Links gone wild!
Lost in the spasm of environmental consciousness that accompanied Earth Day earlier this week was the fact that for some environmentalists, the best thing that could happen is a global disaster, with the hoped-for effect being the reduction of the human population down to a few — you guessed it — green-minded souls. (Apparently, it’s a given that investment bankers and oil executives wouldn’t survive.) This essay from Slate and this one from The New York Times Book Review offer nice peeks into that odd corner of the eco-movement, and the novels that imagine life in the future. But from reading the descriptions of those post-apocalypse books, it seems that the men will be virile and manly, while the women will be like this. That’s progress?
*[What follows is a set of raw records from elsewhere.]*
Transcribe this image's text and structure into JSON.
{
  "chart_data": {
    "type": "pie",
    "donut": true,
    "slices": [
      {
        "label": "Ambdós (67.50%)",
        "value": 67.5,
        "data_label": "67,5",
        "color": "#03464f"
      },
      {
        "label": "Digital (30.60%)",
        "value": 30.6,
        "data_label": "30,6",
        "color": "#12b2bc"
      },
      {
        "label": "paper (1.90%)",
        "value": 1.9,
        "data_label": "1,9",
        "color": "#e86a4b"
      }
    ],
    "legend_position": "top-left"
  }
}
I’ve long been an admirer of Christopher Hitchens, but there has always been a healthy dose of wariness beneath that admiration. Clearly, he bites; Hitchens is like a rottweiler whose affections you’d be wise to never take for granted. Or to put it another way, he’s a fellow you’d love to sit across the table from at a dinner party — but not next to, lest you become the evening’s entertainment as he decides to verbally disembowel you. This profile of Hitchens from London’s Prospect magazine confirms my belief with this sentence, a quote from the man himself: “The world I live in is one where I have five quarrels a day, each with someone who really takes me on over something; and if I can’t get into an argument, I go looking for one, to make sure I trust my own arguments, to hone them.” (Caution: It’s a very long article, so it’ll take a while to finish it.)
This video is a marvel of — what would I call it? Live-action animation? I’m sure there’s an industry term for the technique, but whatever you call it the result is a short film that is alarmingly like some of my dreams. Let the psychoanalysis begin.